What is non-alcoholic fatty liver disease?
Fatty liver disease is the most widespread health condition of the liver and one that is slow to heal. In many cases, alcoholism causes the condition, but in others, the cause remains a mystery, although scientists know that diabetes, high blood pressure, obesity, and even bacteria are all contributing factors. These cases came to be known under the umbrella term non-alcoholic fatty liver disease (NAFLD).
NAFLD is a terribly common condition that involves fat build-up in the liver and affects an estimated 25% of the world population and nearly half of Singapore. Untreated NAFLD will progress into cirrhosis (which can be life-threatening) or other advanced liver conditions and is the leading cause of liver transplants in the world.
When NAFLD progresses to the point where it causes inflammation and liver scarring, this is known as non-alcoholic steatohepatitis (NASH). “While fat deposition in the liver is reversible in its early stages, its progression to NASH causes liver dysfunction, cirrhosis and increases the risk for liver cancer,” said Dr. Madhulika Tripathi, one of the study authors to Science Daily.
The reason why this happens remains unclear. Hence, there are no medical treatments for curing the disease. That being said, medical researchers have known for some time that patients suffering from non-alcoholic steatohepatitis also often have elevated blood levels of homocysteine. The authors of the Duke-NUS Medical School study have posited that homocysteine plays a role in the development of NASH. The study was published in the Journal of Hepatology, and we examine them further.
The Study Explained
The main argument of the research is that elevated homocysteine levels directly relate to the severity of non-alcoholic steatohepatitis. The researchers developed a model of how this occurs based on preclinical models and humans. They observed that homocysteine, an amino acid, can bind to proteins in the liver, alter their structure, and disrupt their functioning.

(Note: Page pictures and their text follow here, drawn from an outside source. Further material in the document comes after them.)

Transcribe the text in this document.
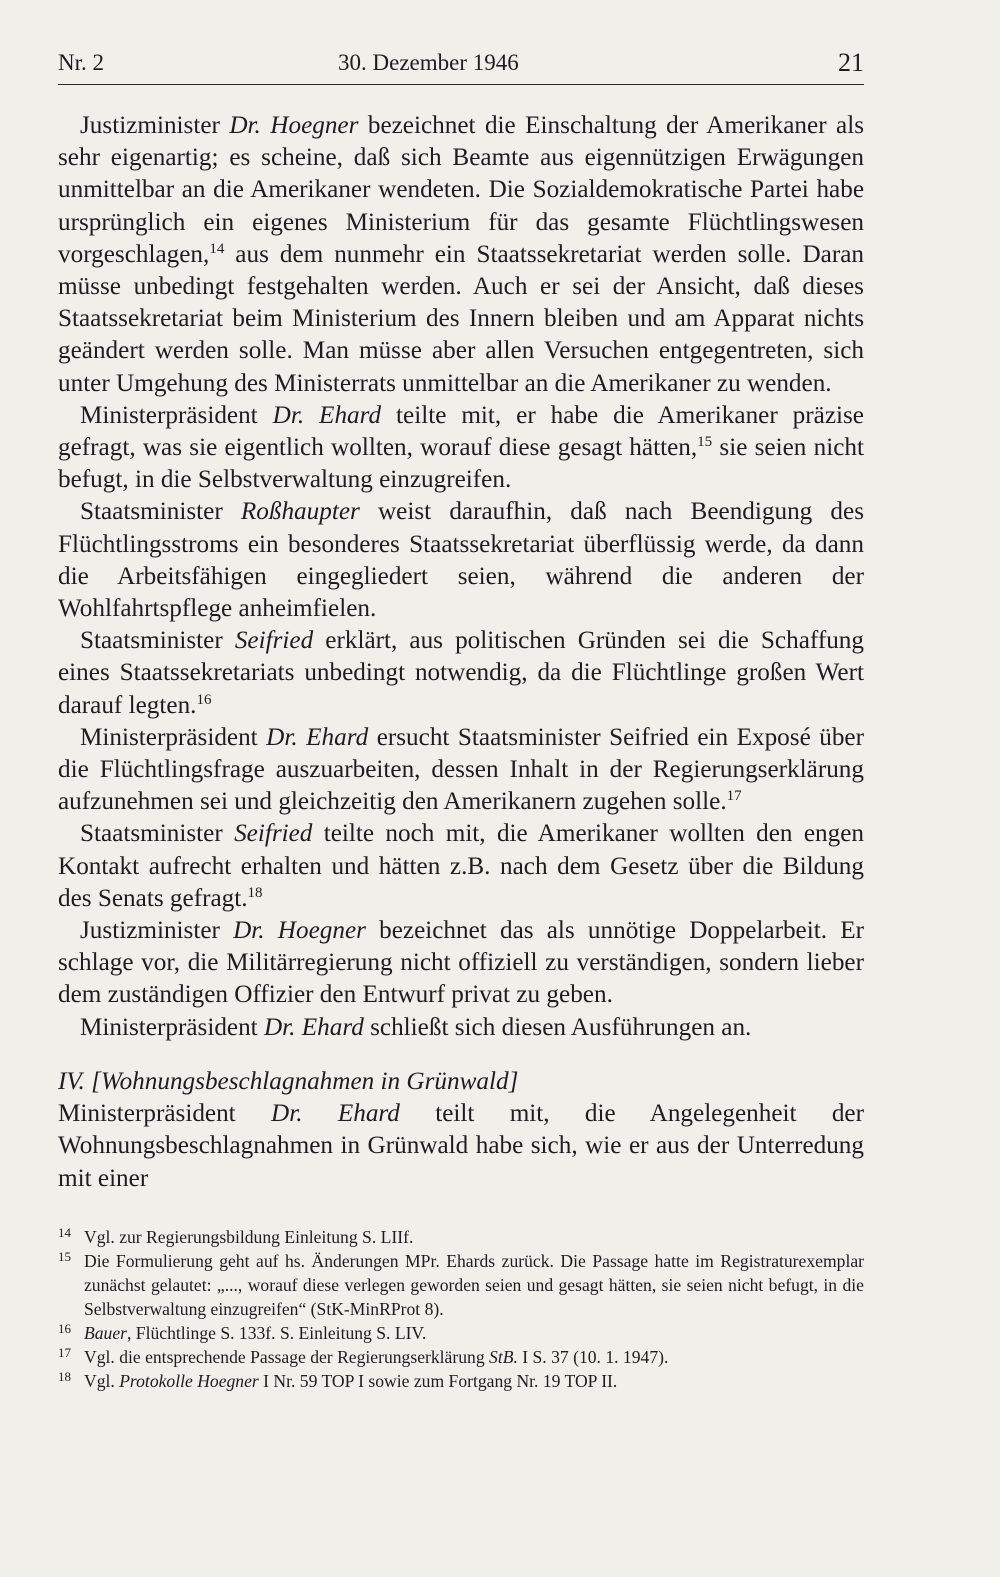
Nr. 2	30. Dezember 1946	21

Justizminister Dr. Hoegner bezeichnet die Einschaltung der Amerikaner als sehr eigenartig; es scheine, daß sich Beamte aus eigennützigen Erwägungen unmittelbar an die Amerikaner wendeten. Die Sozialdemokratische Partei habe ursprünglich ein eigenes Ministerium für das gesamte Flüchtlingswesen vorgeschlagen,$^{14}$ aus dem nunmehr ein Staatssekretariat werden solle. Daran müsse unbedingt festgehalten werden. Auch er sei der Ansicht, daß dieses Staatssekretariat beim Ministerium des Innern bleiben und am Apparat nichts geändert werden solle. Man müsse aber allen Versuchen entgegentreten, sich unter Umgehung des Ministerrats unmittelbar an die Amerikaner zu wenden.

Ministerpräsident Dr. Ehard teilte mit, er habe die Amerikaner präzise gefragt, was sie eigentlich wollten, worauf diese gesagt hätten,$^{15}$ sie seien nicht befugt, in die Selbstverwaltung einzugreifen.

Staatsminister Roßhaupter weist daraufhin, daß nach Beendigung des Flüchtlingsstroms ein besonderes Staatssekretariat überflüssig werde, da dann die Arbeitsfähigen eingegliedert seien, während die anderen der Wohlfahrtspflege anheimfielen.

Staatsminister Seifried erklärt, aus politischen Gründen sei die Schaffung eines Staatssekretariats unbedingt notwendig, da die Flüchtlinge großen Wert darauf legten.$^{16}$

Ministerpräsident Dr. Ehard ersucht Staatsminister Seifried ein Exposé über die Flüchtlingsfrage auszuarbeiten, dessen Inhalt in der Regierungserklärung aufzunehmen sei und gleichzeitig den Amerikanern zugehen solle.$^{17}$

Staatsminister Seifried teilte noch mit, die Amerikaner wollten den engen Kontakt aufrecht erhalten und hätten z.B. nach dem Gesetz über die Bildung des Senats gefragt.$^{18}$

Justizminister Dr. Hoegner bezeichnet das als unnötige Doppelarbeit. Er schlage vor, die Militärregierung nicht offiziell zu verständigen, sondern lieber dem zuständigen Offizier den Entwurf privat zu geben.

Ministerpräsident Dr. Ehard schließt sich diesen Ausführungen an.

IV. [Wohnungsbeschlagnahmen in Grünwald]

Ministerpräsident Dr. Ehard teilt mit, die Angelegenheit der Wohnungsbeschlagnahmen in Grünwald habe sich, wie er aus der Unterredung mit einer

14 Vgl. zur Regierungsbildung Einleitung S. LIIf.
15 Die Formulierung geht auf hs. Änderungen MPr. Ehards zurück. Die Passage hatte im Registraturexemplar zunächst gelautet: „..., worauf diese verlegen geworden seien und gesagt hätten, sie seien nicht befugt, in die Selbstverwaltung einzugreifen“ (StK-MinRProt 8).
16 Bauer, Flüchtlinge S. 133f. S. Einleitung S. LIV.
17 Vgl. die entsprechende Passage der Regierungserklärung StB. I S. 37 (10. 1. 1947).
18 Vgl. Protokolle Hoegner I Nr. 59 TOP I sowie zum Fortgang Nr. 19 TOP II.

Particularly, when homocysteine binds to a protein named syntaxin 17, it renders the protein incapable of transporting and breaking down fat. The malformed proteins are unable to be repaired by natural restorative processes, and the liver becomes inflamed and increasingly incapable of digesting fats. As a result, NASH starts to develop and worsen over time.
But the research doesn't stop there. Having discovered the reason why homocysteine is harmful to the liver, the authors of the study also attempted to examine if reducing homocysteine levels could reverse or delay this severe form of fatty liver disease. And here’s where the vitamins B12 and B9 enter the picture…

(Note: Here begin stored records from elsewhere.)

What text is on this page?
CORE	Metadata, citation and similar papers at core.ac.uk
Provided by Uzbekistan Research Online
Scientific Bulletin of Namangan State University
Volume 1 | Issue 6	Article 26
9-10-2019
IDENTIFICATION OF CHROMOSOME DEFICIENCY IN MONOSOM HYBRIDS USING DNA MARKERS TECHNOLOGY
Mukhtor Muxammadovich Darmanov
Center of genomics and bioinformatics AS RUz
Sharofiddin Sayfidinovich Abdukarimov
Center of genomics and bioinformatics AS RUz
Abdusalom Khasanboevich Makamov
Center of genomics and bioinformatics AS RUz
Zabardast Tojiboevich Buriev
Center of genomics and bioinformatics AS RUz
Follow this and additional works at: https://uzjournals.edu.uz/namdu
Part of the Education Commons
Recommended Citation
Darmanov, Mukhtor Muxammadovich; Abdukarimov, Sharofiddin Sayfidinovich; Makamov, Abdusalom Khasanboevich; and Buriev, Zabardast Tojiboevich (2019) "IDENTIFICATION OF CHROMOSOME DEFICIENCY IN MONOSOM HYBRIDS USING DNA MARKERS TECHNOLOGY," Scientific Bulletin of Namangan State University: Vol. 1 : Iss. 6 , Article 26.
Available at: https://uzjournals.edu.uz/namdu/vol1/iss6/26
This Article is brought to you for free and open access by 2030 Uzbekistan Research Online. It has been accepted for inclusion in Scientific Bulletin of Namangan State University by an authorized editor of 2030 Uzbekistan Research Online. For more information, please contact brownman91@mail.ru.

Related Article: Reverse Fatty Liver Disease With Your Diet
How can B vitamins help?
In the human body, homocysteine is naturally broken down by vitamins B12 and folic acid into other essential nutrients. Naturally, the scientists decided to check if supplementing with these two vitamins made a difference in the progression of NASH. Long story short, this is exactly what happened: inflammation and scarring were reversed, and the progression of NASH slowed down considerably. On the cellular level, the functions of the syntaxin 17 protein in the liver had also restarted. As Dr. Brijesh Singh points out:
“Our findings are both exciting and important because they suggest that a relatively inexpensive therapy, vitamin B12, and folic acid, could be used to prevent and/or delay the progression of NASH.”
Currently, the only known treatment is a liver transplant. The potential of using vitamin B12 and folate to prevent and treat non-alcoholic fatty liver disease is truly groundbreaking. After all, this means that we already have an affordable treatment that can be directly implemented pretty much anywhere around the globe. If these findings are corroborated by other researchers in the future, this could save millions of people.
Last but not least, the authors also suggest that homocysteine could affect other proteins in a similar fashion, which is exactly what they set out to test in future experiments.